The best value a model has i because you built it and modified it to make it unique, like artisans do, that's the reason i like model kits, everyone can go to a store and buy an expensive toy or replica if he has the money, everyone can buy a model kit and build it straight out of the box... cmon, even some new kits don't need paint or glue, but your falcon is "your falcon" that and the fun you had building it is priceless.
This is a different matter. Most of the kits I mentioned just above are off the shelf kits. But I've added photoetch parts, custom decals, meticulously-researched paint jobs and details... Sometimes purchased two or more kits to chop up and make one superdetailed kit (where I don't have to worry about making exceedingly fine cuts to one kit), so I have panels open, or -- as I want to do with my eventual (hopefully)
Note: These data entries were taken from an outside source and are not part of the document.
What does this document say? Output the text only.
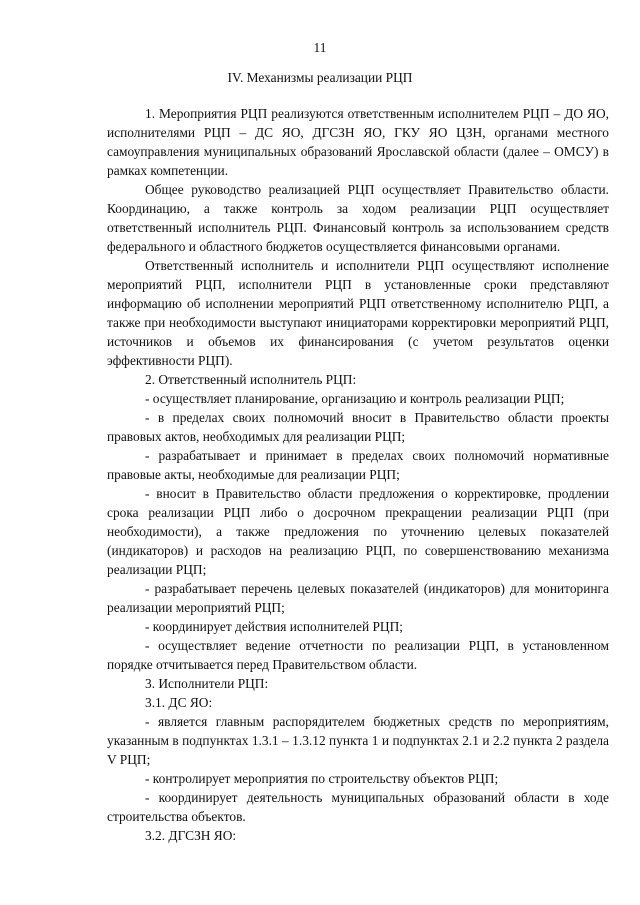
11
IV. Механизмы реализации РЦП

1. Мероприятия РЦП реализуются ответственным исполнителем РЦП – ДО ЯО, исполнителями РЦП – ДС ЯО, ДГСЗН ЯО, ГКУ ЯО ЦЗН, органами местного самоуправления муниципальных образований Ярославской области (далее – ОМСУ) в рамках компетенции.

Общее руководство реализацией РЦП осуществляет Правительство области. Координацию, а также контроль за ходом реализации РЦП осуществляет ответственный исполнитель РЦП. Финансовый контроль за использованием средств федерального и областного бюджетов осуществляется финансовыми органами.

Ответственный исполнитель и исполнители РЦП осуществляют исполнение мероприятий РЦП, исполнители РЦП в установленные сроки представляют информацию об исполнении мероприятий РЦП ответственному исполнителю РЦП, а также при необходимости выступают инициаторами корректировки мероприятий РЦП, источников и объемов их финансирования (с учетом результатов оценки эффективности РЦП).

2. Ответственный исполнитель РЦП:

- осуществляет планирование, организацию и контроль реализации РЦП;

- в пределах своих полномочий вносит в Правительство области проекты правовых актов, необходимых для реализации РЦП;

- разрабатывает и принимает в пределах своих полномочий нормативные правовые акты, необходимые для реализации РЦП;

- вносит в Правительство области предложения о корректировке, продлении срока реализации РЦП либо о досрочном прекращении реализации РЦП (при необходимости), а также предложения по уточнению целевых показателей (индикаторов) и расходов на реализацию РЦП, по совершенствованию механизма реализации РЦП;

- разрабатывает перечень целевых показателей (индикаторов) для мониторинга реализации мероприятий РЦП;

- координирует действия исполнителей РЦП;

- осуществляет ведение отчетности по реализации РЦП, в установленном порядке отчитывается перед Правительством области.

3. Исполнители РЦП:

3.1. ДС ЯО:

- является главным распорядителем бюджетных средств по мероприятиям, указанным в подпунктах 1.3.1 – 1.3.12 пункта 1 и подпунктах 2.1 и 2.2 пункта 2 раздела V РЦП;

- контролирует мероприятия по строительству объектов РЦП;

- координирует деятельность муниципальных образований области в ходе строительства объектов.

3.2. ДГСЗН ЯО:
Falcon build -- I can put a full interior in that I can lift off one or another top hull section to show off. Even having a kit that's available to the masses doesn't necessarily mean one
builds it like a novice.
There will always be people who build a model out of the box, don't paint it, don't want to fuss with glue or decals, who derive great satisfaction from having made a thing and will display it proudly, and many who see it will be impressed. Because it
does take skill, even if most of us here have had so much practice at that sort of thing, we could practically do it while asleep. If you need to go further or do more to be satisfied, or to know it's not like anyone else's, go for it. There is no sin or shame in starting from a base that's done a lot of the work for you, except in the mind of the individual. It's what one does with that that matters.
Wanting to deprive someone of the
opportunity, though... I have a lot of skills that I can't practice for lack of space, lack of tools, or lack of funds. So even though I know how to sculpt and mold and vacuform and work with fiberglass, I can't currently. I have no painting booth, so I can only paint in good weather. While I have access to a nice, high-powered, large-format SLS 3D printer, I can't just pop out to my workshop to print something. And since it costs me hundreds of dollars to make use of theirs, I have to be
very choosy of what I want to actually do that way. So. Do I have to suffer because I'm not "good enough" or don't have the right tools to extensively modify and/or scratch-build? I've purchased a lot of things through vendors on here or eBay or from mass-market manufacturers that I technically
could build from scratch, had I the resources. But if I wait until I
do, I could potentially be waiting the rest of my life.